Welcome to the Hammer Laboratory.

The two main research areas of the Hammer lab are: Cell Adhesion and Motility & Protocell Engineering.

Cell adhesion and motility are critical to many processes in the body including the proper functioning of the immune response. We recreate the homing of T-cells using Adhesive Dynamics, in which we can simulate the rolling, tethering, and firm adhesion of cells in the vasculature. The methods involve integrating signaling cascades into Adhesive Dynamics (so-called Integrated Signaling Adhesive Dynamics) to understand how adhesion is controlled during cell decision making.
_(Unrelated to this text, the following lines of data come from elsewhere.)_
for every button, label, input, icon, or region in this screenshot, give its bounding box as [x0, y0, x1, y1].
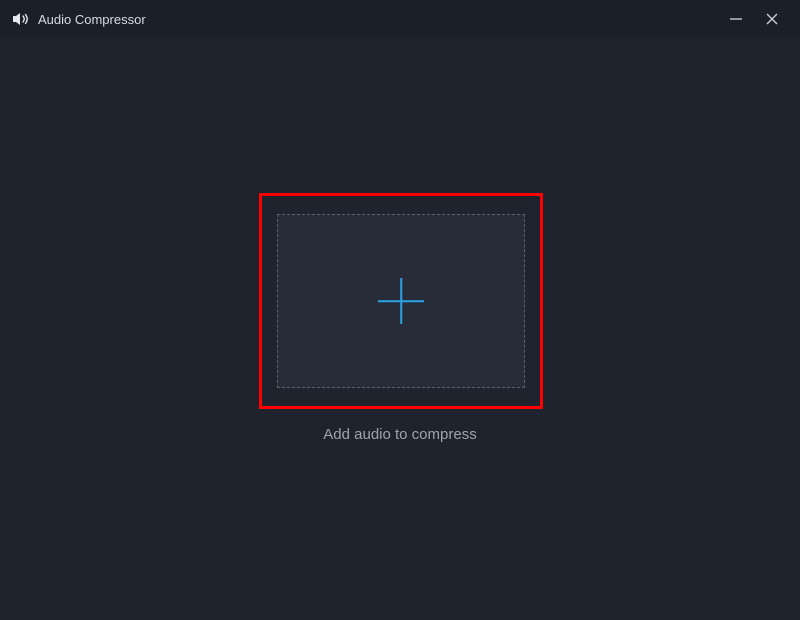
- minimize-button[interactable]: [718, 4, 754, 34]
- close-button[interactable]: [754, 4, 790, 34]
- minimize-icon: [729, 12, 743, 26]
- audio-compressor-icon: [12, 11, 30, 27]
- dropzone-hint-text: Add audio to compress: [0, 426, 800, 443]
- main-content: Add audio to compress: [0, 38, 800, 620]
- annotation-highlight: [259, 193, 543, 409]
- app-title: Audio Compressor: [38, 12, 146, 27]
- plus-icon: [378, 278, 424, 324]
- titlebar: Audio Compressor: [0, 0, 800, 38]
- close-icon: [765, 12, 779, 26]
- add-audio-dropzone[interactable]: [277, 214, 525, 388]
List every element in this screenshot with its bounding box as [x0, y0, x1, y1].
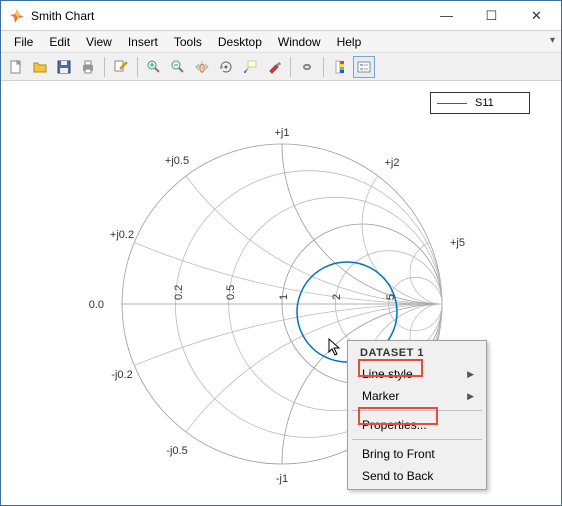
menu-marker[interactable]: Marker ▶ — [348, 385, 486, 407]
menu-view[interactable]: View — [79, 33, 119, 51]
svg-text:+j2: +j2 — [385, 157, 400, 169]
menu-edit[interactable]: Edit — [42, 33, 77, 51]
data-cursor-icon[interactable] — [239, 56, 261, 78]
menu-help[interactable]: Help — [330, 33, 369, 51]
svg-text:0.5: 0.5 — [225, 285, 237, 300]
toolbar-dropdown-icon[interactable]: ▾ — [550, 35, 555, 46]
menu-window[interactable]: Window — [271, 33, 328, 51]
svg-text:+j0.5: +j0.5 — [165, 155, 189, 167]
context-menu-header: DATASET 1 — [348, 343, 486, 363]
link-icon[interactable] — [296, 56, 318, 78]
app-window: Smith Chart — ☐ ✕ File Edit View Insert … — [0, 0, 562, 506]
open-icon[interactable] — [29, 56, 51, 78]
title-bar: Smith Chart — ☐ ✕ — [1, 1, 561, 31]
svg-text:-j0.2: -j0.2 — [111, 369, 132, 381]
svg-text:-j1: -j1 — [276, 473, 288, 485]
submenu-arrow-icon: ▶ — [467, 369, 474, 380]
menu-tools[interactable]: Tools — [167, 33, 209, 51]
zoom-out-icon[interactable] — [167, 56, 189, 78]
rotate-icon[interactable] — [215, 56, 237, 78]
window-title: Smith Chart — [31, 9, 94, 23]
new-file-icon[interactable] — [5, 56, 27, 78]
brush-icon[interactable] — [263, 56, 285, 78]
svg-text:-j0.5: -j0.5 — [166, 445, 187, 457]
zoom-in-icon[interactable] — [143, 56, 165, 78]
svg-text:5: 5 — [385, 294, 397, 300]
minimize-button[interactable]: — — [424, 1, 469, 31]
mouse-cursor-icon — [328, 338, 344, 358]
svg-text:+j0.2: +j0.2 — [110, 229, 134, 241]
menu-send-to-back[interactable]: Send to Back — [348, 465, 486, 487]
menu-separator — [352, 410, 482, 411]
colorbar-icon[interactable] — [329, 56, 351, 78]
context-menu: DATASET 1 Line style ▶ Marker ▶ Properti… — [347, 340, 487, 490]
svg-text:1: 1 — [278, 294, 290, 300]
close-button[interactable]: ✕ — [514, 1, 559, 31]
label-zero: 0.0 — [89, 299, 104, 311]
save-icon[interactable] — [53, 56, 75, 78]
svg-text:2: 2 — [331, 294, 343, 300]
edit-plot-icon[interactable] — [110, 56, 132, 78]
menu-separator — [352, 439, 482, 440]
menu-file[interactable]: File — [7, 33, 40, 51]
maximize-button[interactable]: ☐ — [469, 1, 514, 31]
pan-icon[interactable] — [191, 56, 213, 78]
matlab-icon — [9, 8, 25, 24]
print-icon[interactable] — [77, 56, 99, 78]
menu-insert[interactable]: Insert — [121, 33, 165, 51]
svg-text:+j5: +j5 — [450, 237, 465, 249]
menu-line-style[interactable]: Line style ▶ — [348, 363, 486, 385]
submenu-arrow-icon: ▶ — [467, 391, 474, 402]
menu-bring-to-front[interactable]: Bring to Front — [348, 443, 486, 465]
plot-area[interactable]: S11 — [2, 84, 560, 504]
toolbar — [1, 53, 561, 81]
menu-bar: File Edit View Insert Tools Desktop Wind… — [1, 31, 561, 53]
menu-properties[interactable]: Properties... — [348, 414, 486, 436]
svg-text:0.2: 0.2 — [173, 285, 185, 300]
menu-desktop[interactable]: Desktop — [211, 33, 269, 51]
svg-text:+j1: +j1 — [275, 127, 290, 139]
legend-icon[interactable] — [353, 56, 375, 78]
Our ultimate goal is to reengineer cell signaling to modulate adhesion and homing, using both knockdowns and gene editing.

In motility, we use compliant surfaces to measure the forces exerted during motility for neutrophils, T- lymphocytes, macrophages and dendritic cells. Recently, we have been studying the curious phenomenon where cells can crawl upstream against the direction of flow on surfaces with specific adhesion molecules. Although this was first seen in T-cells, we have now shown that upstream migration can be seen in stem cells and neutrophils. We are interested both in the mechanisms and physiological implications of upstream migration.

In protocell engineering, we have developed biomimetic vesicles into which molecules, enzymes, or organelles can be embedded. These protocells have the potential to serve as drug-delivery vehicles or imagers. For example, by embedding specific molecules within the membrane of a polymersome, we can engineer them to self-destruct. We have recently shown that by harvesting the activity of encapsulated enzymes, we can drive the motility of adhesive protocells on surfaces. Also, using recombinant protein engineering, we have developed a means of making membraneless organelles from coacervating proteins that contain control elements such as protease cleavable or light cleavable domains. We seek to add advanced functionality to our protocells by incorporating enzymatic cascades within their membraneless organelles.